If you are doing a normal lookup, then it reads all the reference data into memory before processing the main input data.

If you are able to do a sparse lookup, then it does not read any reference data into memory, rather it looks up each record one by one. Sparse lookup should handle your scenarios.

olgc · Post by **olgc** » Thu Sep 11, 2014 12:44 pm

Thanks, Eric, for your good suggestion. But only database table look up can be configured with sparse look up as statement below. For look up into sequential file, there is no sparse look up possible. Thanks,

Configuring sparse lookup operations
Data that is read by a database stage can serve as reference data to a Lookup stage. By default, this reference data is loaded into memory like any other reference link. When directly connected as the reference link to a Lookup stage, you can configure the Lookup Type property of the DB2 connector to Sparse and send individual SQL statements to the database for each incoming Lookup row.

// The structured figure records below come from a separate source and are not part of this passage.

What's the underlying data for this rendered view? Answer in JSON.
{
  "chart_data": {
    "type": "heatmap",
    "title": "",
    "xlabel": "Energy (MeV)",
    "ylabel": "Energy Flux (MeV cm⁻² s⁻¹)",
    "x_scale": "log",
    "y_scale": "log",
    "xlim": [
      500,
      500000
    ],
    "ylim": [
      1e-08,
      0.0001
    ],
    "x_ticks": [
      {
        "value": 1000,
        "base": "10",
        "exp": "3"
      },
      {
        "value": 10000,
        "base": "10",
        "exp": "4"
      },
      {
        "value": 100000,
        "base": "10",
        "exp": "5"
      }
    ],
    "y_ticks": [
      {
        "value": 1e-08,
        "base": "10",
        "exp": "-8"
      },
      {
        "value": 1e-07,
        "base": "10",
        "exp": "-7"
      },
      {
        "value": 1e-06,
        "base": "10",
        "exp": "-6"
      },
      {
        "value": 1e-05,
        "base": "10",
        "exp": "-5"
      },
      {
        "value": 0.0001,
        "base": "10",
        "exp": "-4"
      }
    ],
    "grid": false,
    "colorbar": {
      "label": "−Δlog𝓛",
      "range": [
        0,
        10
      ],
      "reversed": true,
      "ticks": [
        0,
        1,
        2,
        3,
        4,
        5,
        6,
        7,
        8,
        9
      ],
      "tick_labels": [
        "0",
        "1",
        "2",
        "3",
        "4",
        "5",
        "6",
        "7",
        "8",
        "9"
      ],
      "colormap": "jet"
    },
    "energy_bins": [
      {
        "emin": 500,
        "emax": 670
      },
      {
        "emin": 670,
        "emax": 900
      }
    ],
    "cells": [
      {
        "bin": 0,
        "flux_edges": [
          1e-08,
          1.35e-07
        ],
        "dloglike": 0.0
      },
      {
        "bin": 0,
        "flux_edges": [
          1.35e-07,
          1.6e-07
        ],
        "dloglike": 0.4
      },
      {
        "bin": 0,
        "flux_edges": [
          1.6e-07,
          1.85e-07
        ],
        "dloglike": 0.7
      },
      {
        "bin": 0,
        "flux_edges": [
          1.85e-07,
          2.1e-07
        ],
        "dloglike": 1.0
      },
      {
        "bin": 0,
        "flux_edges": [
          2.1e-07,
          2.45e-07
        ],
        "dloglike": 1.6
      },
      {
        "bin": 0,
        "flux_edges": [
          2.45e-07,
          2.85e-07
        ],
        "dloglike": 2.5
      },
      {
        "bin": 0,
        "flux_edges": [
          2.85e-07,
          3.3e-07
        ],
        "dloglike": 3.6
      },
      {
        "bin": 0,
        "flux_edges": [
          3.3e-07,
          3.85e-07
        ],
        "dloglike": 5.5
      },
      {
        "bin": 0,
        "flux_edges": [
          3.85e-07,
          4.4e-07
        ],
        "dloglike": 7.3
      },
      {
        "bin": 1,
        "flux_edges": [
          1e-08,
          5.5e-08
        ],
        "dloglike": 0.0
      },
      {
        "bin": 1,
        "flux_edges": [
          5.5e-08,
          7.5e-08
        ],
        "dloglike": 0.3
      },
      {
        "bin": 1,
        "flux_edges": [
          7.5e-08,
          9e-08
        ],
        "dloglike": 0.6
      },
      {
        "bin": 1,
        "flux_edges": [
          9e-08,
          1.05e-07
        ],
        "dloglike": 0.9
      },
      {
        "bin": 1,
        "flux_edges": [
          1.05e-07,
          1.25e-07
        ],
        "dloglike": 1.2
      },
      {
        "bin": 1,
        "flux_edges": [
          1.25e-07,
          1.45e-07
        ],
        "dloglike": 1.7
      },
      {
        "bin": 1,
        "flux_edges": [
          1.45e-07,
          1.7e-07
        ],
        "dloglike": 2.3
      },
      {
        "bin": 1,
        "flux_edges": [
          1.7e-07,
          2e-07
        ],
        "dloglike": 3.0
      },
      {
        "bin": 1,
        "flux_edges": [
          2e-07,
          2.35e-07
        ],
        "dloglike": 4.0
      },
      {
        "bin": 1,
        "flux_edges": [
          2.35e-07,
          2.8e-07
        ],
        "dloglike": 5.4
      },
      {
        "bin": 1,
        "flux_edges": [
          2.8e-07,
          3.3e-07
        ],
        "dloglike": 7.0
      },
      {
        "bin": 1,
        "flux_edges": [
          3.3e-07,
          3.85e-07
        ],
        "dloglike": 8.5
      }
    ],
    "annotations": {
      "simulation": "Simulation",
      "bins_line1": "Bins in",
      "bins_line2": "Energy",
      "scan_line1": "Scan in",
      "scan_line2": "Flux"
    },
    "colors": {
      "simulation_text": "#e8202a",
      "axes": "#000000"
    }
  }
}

qt_ky · Post by **qt_ky** » Thu Sep 11, 2014 7:38 pm

Perhaps you could remove duplicates prior to assigning surrogate keys.

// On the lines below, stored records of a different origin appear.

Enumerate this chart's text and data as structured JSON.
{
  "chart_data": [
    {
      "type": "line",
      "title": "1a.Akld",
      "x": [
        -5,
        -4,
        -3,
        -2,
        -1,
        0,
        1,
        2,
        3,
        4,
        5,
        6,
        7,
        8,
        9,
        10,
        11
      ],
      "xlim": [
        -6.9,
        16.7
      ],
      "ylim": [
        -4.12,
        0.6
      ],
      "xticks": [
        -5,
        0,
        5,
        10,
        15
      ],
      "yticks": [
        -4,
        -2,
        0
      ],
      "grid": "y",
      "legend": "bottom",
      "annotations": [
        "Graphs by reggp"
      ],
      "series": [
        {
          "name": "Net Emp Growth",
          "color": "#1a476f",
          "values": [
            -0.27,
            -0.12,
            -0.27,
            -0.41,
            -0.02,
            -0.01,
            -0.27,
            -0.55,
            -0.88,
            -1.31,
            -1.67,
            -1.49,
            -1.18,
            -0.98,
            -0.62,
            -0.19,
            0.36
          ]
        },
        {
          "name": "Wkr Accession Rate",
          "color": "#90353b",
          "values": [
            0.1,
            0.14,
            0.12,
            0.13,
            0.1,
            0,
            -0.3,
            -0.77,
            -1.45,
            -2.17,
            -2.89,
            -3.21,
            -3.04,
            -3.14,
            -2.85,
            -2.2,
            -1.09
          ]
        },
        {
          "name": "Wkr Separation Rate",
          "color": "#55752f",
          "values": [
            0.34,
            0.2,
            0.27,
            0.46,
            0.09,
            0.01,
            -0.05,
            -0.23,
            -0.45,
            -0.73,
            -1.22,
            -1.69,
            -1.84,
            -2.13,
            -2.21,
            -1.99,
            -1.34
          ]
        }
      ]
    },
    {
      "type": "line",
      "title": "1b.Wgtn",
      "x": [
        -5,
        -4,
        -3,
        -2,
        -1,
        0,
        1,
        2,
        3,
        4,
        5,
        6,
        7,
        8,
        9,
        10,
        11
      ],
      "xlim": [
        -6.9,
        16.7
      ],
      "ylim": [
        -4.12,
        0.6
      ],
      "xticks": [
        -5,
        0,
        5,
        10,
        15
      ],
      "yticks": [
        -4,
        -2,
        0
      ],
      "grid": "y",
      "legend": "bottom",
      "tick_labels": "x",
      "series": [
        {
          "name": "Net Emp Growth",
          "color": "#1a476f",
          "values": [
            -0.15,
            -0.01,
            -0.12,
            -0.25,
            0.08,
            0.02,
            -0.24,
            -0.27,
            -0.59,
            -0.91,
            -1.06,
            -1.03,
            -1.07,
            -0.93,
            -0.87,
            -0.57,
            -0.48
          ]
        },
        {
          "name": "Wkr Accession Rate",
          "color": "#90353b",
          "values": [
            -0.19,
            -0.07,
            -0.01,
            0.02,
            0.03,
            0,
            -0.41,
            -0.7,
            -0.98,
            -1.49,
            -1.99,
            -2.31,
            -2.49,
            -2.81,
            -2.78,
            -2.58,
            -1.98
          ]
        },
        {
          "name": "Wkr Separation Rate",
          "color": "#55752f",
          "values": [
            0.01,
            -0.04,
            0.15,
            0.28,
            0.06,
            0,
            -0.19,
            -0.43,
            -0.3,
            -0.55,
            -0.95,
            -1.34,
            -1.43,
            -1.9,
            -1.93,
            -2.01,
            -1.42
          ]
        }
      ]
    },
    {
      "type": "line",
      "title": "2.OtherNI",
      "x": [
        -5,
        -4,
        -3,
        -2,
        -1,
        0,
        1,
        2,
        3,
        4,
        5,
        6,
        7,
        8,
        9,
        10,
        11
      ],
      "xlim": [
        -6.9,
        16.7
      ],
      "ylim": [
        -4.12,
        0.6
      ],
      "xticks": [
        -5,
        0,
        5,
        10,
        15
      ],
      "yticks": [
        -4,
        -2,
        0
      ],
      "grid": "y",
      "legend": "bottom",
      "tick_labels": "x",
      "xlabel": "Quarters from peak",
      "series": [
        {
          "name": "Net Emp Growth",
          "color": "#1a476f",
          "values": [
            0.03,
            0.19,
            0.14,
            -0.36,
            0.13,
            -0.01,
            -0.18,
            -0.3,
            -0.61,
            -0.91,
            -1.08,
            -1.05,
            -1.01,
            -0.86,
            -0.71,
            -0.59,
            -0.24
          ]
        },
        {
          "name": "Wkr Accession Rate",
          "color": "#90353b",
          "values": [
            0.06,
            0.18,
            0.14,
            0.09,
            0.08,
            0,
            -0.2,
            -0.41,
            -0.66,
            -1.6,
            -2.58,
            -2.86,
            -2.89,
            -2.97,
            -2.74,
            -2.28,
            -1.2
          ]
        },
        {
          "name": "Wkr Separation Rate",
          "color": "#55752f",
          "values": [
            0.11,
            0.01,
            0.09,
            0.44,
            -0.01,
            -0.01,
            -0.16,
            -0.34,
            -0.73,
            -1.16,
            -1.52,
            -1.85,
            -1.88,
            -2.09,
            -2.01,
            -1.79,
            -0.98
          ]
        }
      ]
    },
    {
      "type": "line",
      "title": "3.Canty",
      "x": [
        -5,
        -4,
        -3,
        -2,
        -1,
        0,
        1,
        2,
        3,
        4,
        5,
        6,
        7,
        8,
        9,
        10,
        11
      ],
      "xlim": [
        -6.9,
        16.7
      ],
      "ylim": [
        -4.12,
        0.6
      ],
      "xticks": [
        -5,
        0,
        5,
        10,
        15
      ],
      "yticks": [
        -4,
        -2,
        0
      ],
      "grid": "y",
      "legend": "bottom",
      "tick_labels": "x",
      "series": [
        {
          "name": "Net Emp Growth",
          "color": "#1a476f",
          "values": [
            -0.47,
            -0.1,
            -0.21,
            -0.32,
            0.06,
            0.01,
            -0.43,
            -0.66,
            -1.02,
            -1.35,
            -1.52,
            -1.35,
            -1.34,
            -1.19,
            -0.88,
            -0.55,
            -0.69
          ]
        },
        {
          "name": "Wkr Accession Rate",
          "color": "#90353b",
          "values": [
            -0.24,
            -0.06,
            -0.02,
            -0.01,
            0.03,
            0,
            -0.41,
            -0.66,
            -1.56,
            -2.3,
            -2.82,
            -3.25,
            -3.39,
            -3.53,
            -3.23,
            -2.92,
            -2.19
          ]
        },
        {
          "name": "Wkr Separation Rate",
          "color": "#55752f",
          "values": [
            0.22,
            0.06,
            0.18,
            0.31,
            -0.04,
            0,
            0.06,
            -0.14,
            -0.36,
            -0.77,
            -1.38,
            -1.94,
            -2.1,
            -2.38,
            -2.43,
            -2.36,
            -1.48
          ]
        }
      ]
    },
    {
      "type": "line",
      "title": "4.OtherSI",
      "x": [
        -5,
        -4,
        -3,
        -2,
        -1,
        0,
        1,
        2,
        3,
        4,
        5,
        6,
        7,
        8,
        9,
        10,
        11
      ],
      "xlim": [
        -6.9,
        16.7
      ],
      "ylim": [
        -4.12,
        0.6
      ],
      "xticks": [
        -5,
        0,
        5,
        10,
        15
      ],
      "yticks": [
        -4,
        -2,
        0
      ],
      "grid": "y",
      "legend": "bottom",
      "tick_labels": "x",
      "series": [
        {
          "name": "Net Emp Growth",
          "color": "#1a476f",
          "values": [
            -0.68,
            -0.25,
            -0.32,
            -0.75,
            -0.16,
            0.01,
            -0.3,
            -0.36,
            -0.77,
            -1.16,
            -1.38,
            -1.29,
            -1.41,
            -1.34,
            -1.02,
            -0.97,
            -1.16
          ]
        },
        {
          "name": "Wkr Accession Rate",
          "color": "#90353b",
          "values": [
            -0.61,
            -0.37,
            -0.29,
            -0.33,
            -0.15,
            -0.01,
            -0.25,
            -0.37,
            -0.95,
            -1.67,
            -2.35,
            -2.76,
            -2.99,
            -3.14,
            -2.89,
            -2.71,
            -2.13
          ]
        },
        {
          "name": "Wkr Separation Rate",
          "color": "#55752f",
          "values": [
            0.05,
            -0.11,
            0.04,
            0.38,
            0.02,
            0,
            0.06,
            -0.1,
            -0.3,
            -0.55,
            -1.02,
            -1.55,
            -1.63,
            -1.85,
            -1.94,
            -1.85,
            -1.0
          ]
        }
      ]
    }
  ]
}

olgc · Post by **olgc** » Fri Sep 12, 2014 7:20 am

Even they are the same customer, they are from different service providers, so it's a different account, you can not remove them. Business needs both of them in the system.

qt_ky · Post by **qt_ky** » Fri Sep 12, 2014 9:38 am

I guess I don't understand what you are asking.

olgc wrote:In the same run, the new customer can be present in more than one service providers, so can have more than one instance. When you generate a key for the first instance, and when the second comes in, you need to find his/her key in the dataset, or it will generate another key for him/her.

So how do you handle this scenario?

If both of them are needed in the system, then shouldn't each of them have unique keys generated?

priyadarshikunal · Post by **priyadarshikunal** » Mon Sep 15, 2014 4:24 am

what you can do is to hold the records and not write before you de-duplicate it and then insert only one customer record in the target.